Pressemitteilung Vaatz/Luther/Baumann: Entschädigung für ostdeutsche Kriegsheimkehrer schon ab 1. Juli 2008

Zum Vorziehen des Heimkehrerstiftungsaufhebungsgesetzes erklären der Stellvertretende Vorsitzende der CDU/CSU-Bundestagsfraktion und Sprecher der ostdeutschen CDU-Abgeordneten, Arnold Vaatz MdB, der Vorsitzende der sächsischen Landesgruppe und zuständige Berichterstatter im Haushaltsausschuss, Dr.
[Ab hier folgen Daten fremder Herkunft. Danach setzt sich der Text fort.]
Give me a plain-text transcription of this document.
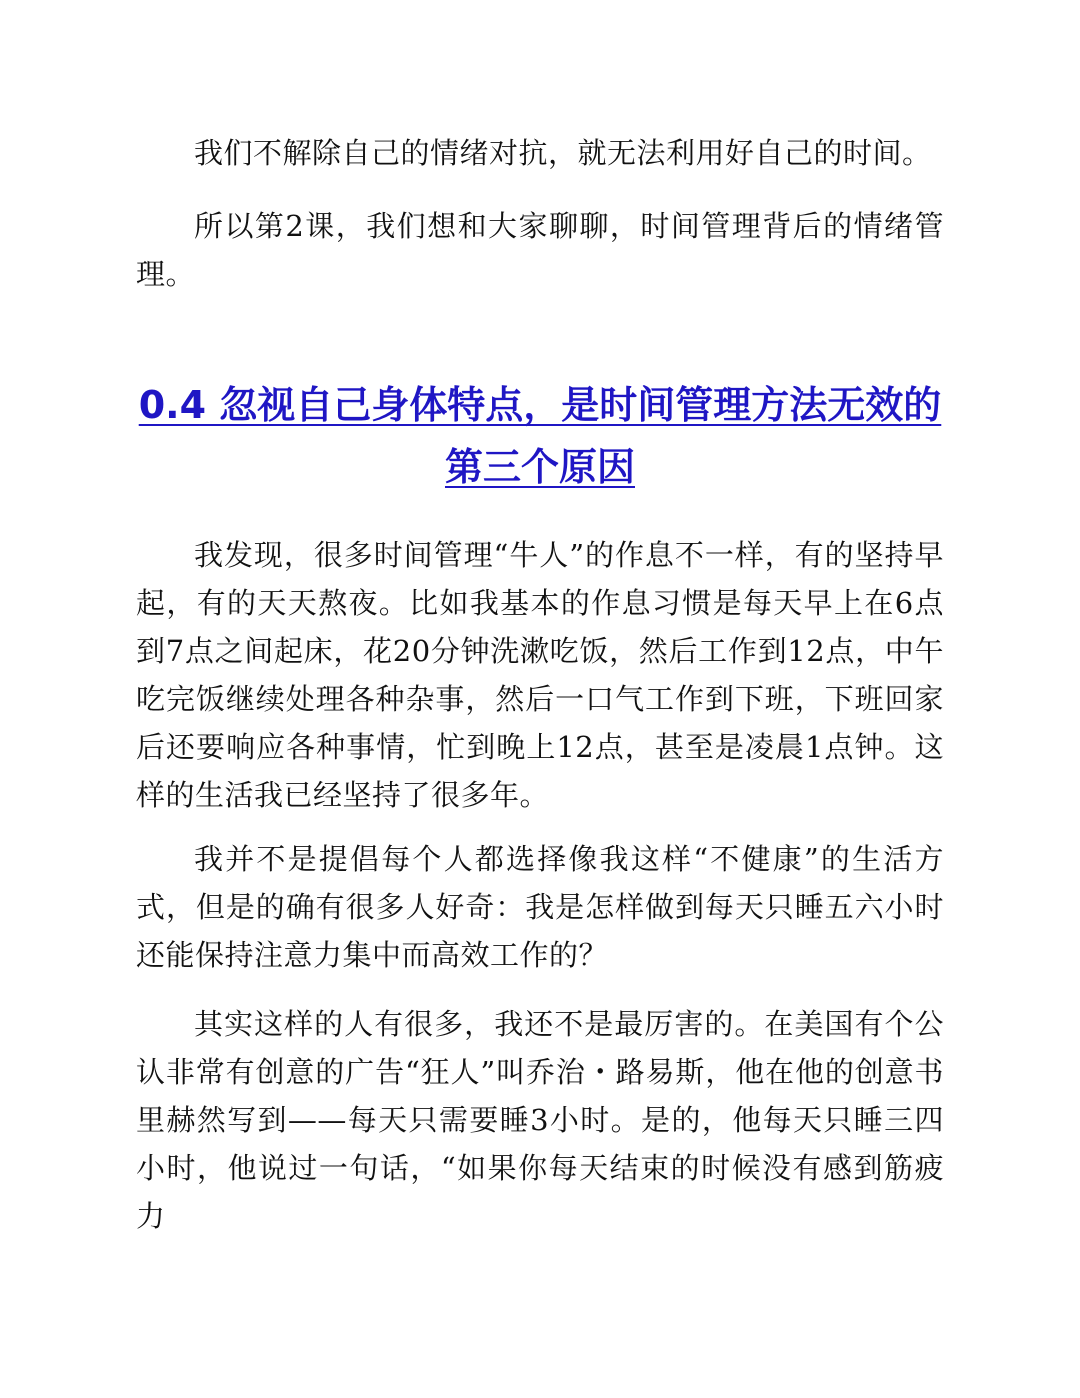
我们不解除自己的情绪对抗，就无法利用好自己的时间。

所以第2课，我们想和大家聊聊，时间管理背后的情绪管理。

0.4 忽视自己身体特点，是时间管理方法无效的第三个原因

我发现，很多时间管理“牛人”的作息不一样，有的坚持早起，有的天天熬夜。比如我基本的作息习惯是每天早上在6点到7点之间起床，花20分钟洗漱吃饭，然后工作到12点，中午吃完饭继续处理各种杂事，然后一口气工作到下班，下班回家后还要响应各种事情，忙到晚上12点，甚至是凌晨1点钟。这样的生活我已经坚持了很多年。

我并不是提倡每个人都选择像我这样“不健康”的生活方式，但是的确有很多人好奇：我是怎样做到每天只睡五六小时还能保持注意力集中而高效工作的？

其实这样的人有很多，我还不是最厉害的。在美国有个公认非常有创意的广告“狂人”叫乔治・路易斯，他在他的创意书里赫然写到——每天只需要睡3小时。是的，他每天只睡三四小时，他说过一句话，“如果你每天结束的时候没有感到筋疲力
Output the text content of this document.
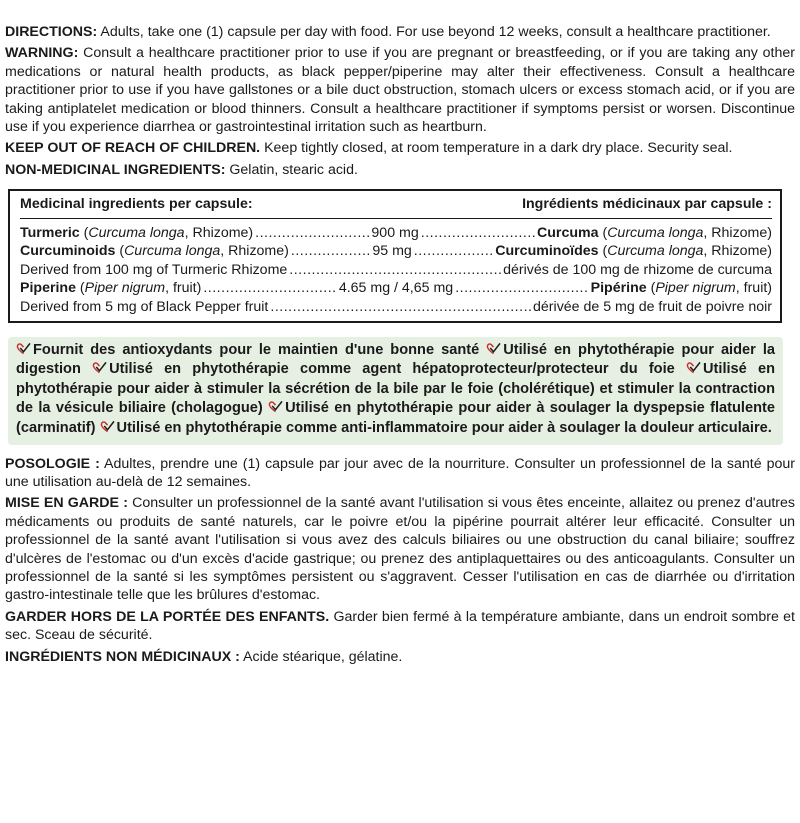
DIRECTIONS: Adults, take one (1) capsule per day with food. For use beyond 12 weeks, consult a healthcare practitioner.

WARNING: Consult a healthcare practitioner prior to use if you are pregnant or breastfeeding, or if you are taking any other medications or natural health products, as black pepper/piperine may alter their effectiveness. Consult a healthcare practitioner prior to use if you have gallstones or a bile duct obstruction, stomach ulcers or excess stomach acid, or if you are taking antiplatelet medication or blood thinners. Consult a healthcare practitioner if symptoms persist or worsen. Discontinue use if you experience diarrhea or gastrointestinal irritation such as heartburn.

KEEP OUT OF REACH OF CHILDREN. Keep tightly closed, at room temperature in a dark dry place. Security seal.

NON-MEDICINAL INGREDIENTS: Gelatin, stearic acid.

Medicinal ingredients per capsule:	Ingrédients médicinaux par capsule :
Turmeric (Curcuma longa, Rhizome) .....	900 mg .....	Curcuma (Curcuma longa, Rhizome)
Curcuminoids (Curcuma longa, Rhizome) .....	95 mg .....	Curcuminoïdes (Curcuma longa, Rhizome)
Derived from 100 mg of Turmeric Rhizome .....	dérivés de 100 mg de rhizome de curcuma
Piperine (Piper nigrum, fruit) .....	4.65 mg / 4,65 mg .....	Pipérine (Piper nigrum, fruit)
Derived from 5 mg of Black Pepper fruit .....	dérivée de 5 mg de fruit de poivre noir
Fournit des antioxydants pour le maintien d'une bonne santé Utilisé en phytothérapie pour aider la digestion Utilisé en phytothérapie comme agent hépatoprotecteur/protecteur du foie Utilisé en phytothérapie pour aider à stimuler la sécrétion de la bile par le foie (cholérétique) et stimuler la contraction de la vésicule biliaire (cholagogue) Utilisé en phytothérapie pour aider à soulager la dyspepsie flatulente (carminatif) Utilisé en phytothérapie comme anti-inflammatoire pour aider à soulager la douleur articulaire.

POSOLOGIE : Adultes, prendre une (1) capsule par jour avec de la nourriture. Consulter un professionnel de la santé pour une utilisation au-delà de 12 semaines.

MISE EN GARDE : Consulter un professionnel de la santé avant l'utilisation si vous êtes enceinte, allaitez ou prenez d'autres médicaments ou produits de santé naturels, car le poivre et/ou la pipérine pourrait altérer leur efficacité. Consulter un professionnel de la santé avant l'utilisation si vous avez des calculs biliaires ou une obstruction du canal biliaire; souffrez d'ulcères de l'estomac ou d'un excès d'acide gastrique; ou prenez des antiplaquettaires ou des anticoagulants. Consulter un professionnel de la santé si les symptômes persistent ou s'aggravent. Cesser l'utilisation en cas de diarrhée ou d'irritation gastro-intestinale telle que les brûlures d'estomac.

GARDER HORS DE LA PORTÉE DES ENFANTS. Garder bien fermé à la température ambiante, dans un endroit sombre et sec. Sceau de sécurité.

INGRÉDIENTS NON MÉDICINAUX : Acide stéarique, gélatine.
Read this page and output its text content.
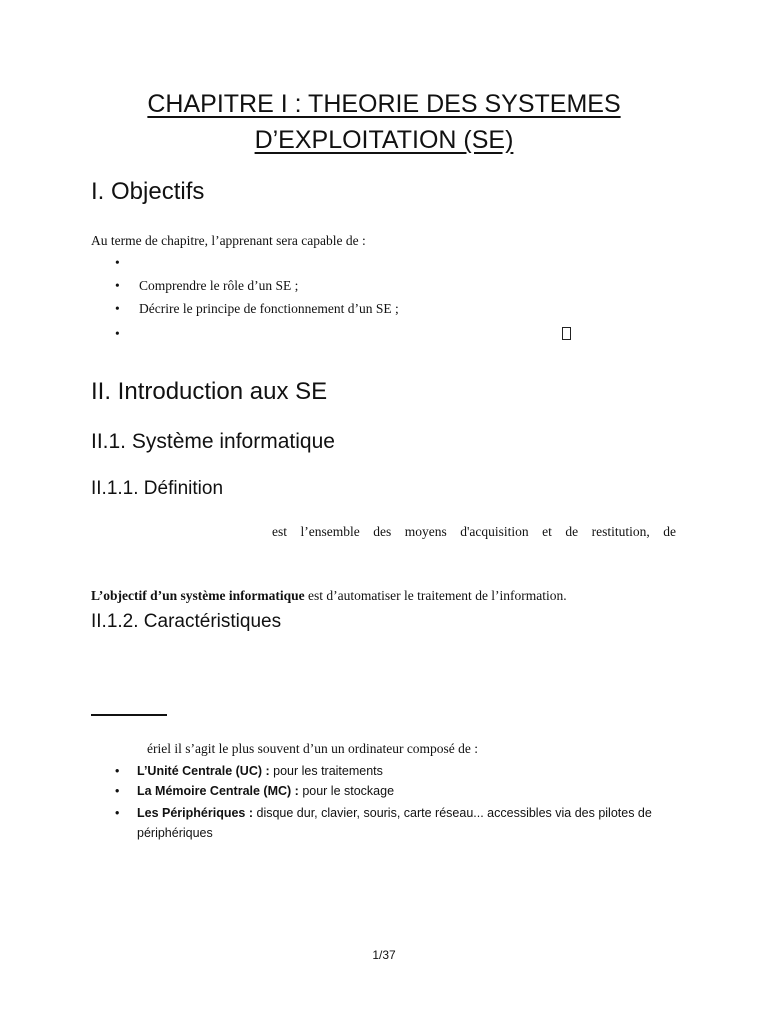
CHAPITRE I : THEORIE DES SYSTEMES
D’EXPLOITATION (SE)
I. Objectifs
Au terme de chapitre, l’apprenant sera capable de :
•
• Comprendre le rôle d’un SE ;
• Décrire le principe de fonctionnement d’un SE ;
•
II. Introduction aux SE
II.1. Système informatique
II.1.1. Définition
est l’ensemble des moyens d'acquisition et de restitution, de
L’objectif d’un système informatique est d’automatiser le traitement de l’information.
II.1.2. Caractéristiques
ériel il s’agit le plus souvent d’un un ordinateur composé de :
• L’Unité Centrale (UC) : pour les traitements
• La Mémoire Centrale (MC) : pour le stockage
• Les Périphériques : disque dur, clavier, souris, carte réseau... accessibles via des pilotes de
périphériques
1/37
Michael Luther MdB und der Vorsitzende der Arbeitsgruppe Petitionen der CDU/CSU-Fraktion und zuständige Berichterstatter im Innenausschuss, Günter Baumann MdB:

 

Die Fraktionsvorsitzenden der CDU/CSU und SPD; Volker Kauder und Peter Struck, haben im gestrigen Koalitionsfrühstück entschieden, dass das Heimkehrerstiftungsaufhebungsgesetz bereit am 01. Juli 2008 in Kraft tritt. Ursprünglich sollte dies erst zum 1. Januar 2009 erfolgen.

 

Damit erhalten zirka 12.000 ehemalige Kriegsheimkehrer eine einmalige Entschädigungszahlung. Die Finanzierungslösung, die nunmehr eine Auszahlung ab dem 1. Juli 2008 vorsieht und damit aus dem Bundeshaushalt 2008 vorgenommen werden soll, erfolgt über den Etat des Bundesministeriums des Innern (Einzelplan 06).


Endlich erhalten die ostdeutschen Heimkehrer und Zivildeportierte eine symbolische Anerkennung für ihr Schicksal. Es war insbesondere die CDU/CSU-Fraktion, die sich für eine Entschädigung der Spätheimkehrer eingesetzt hat.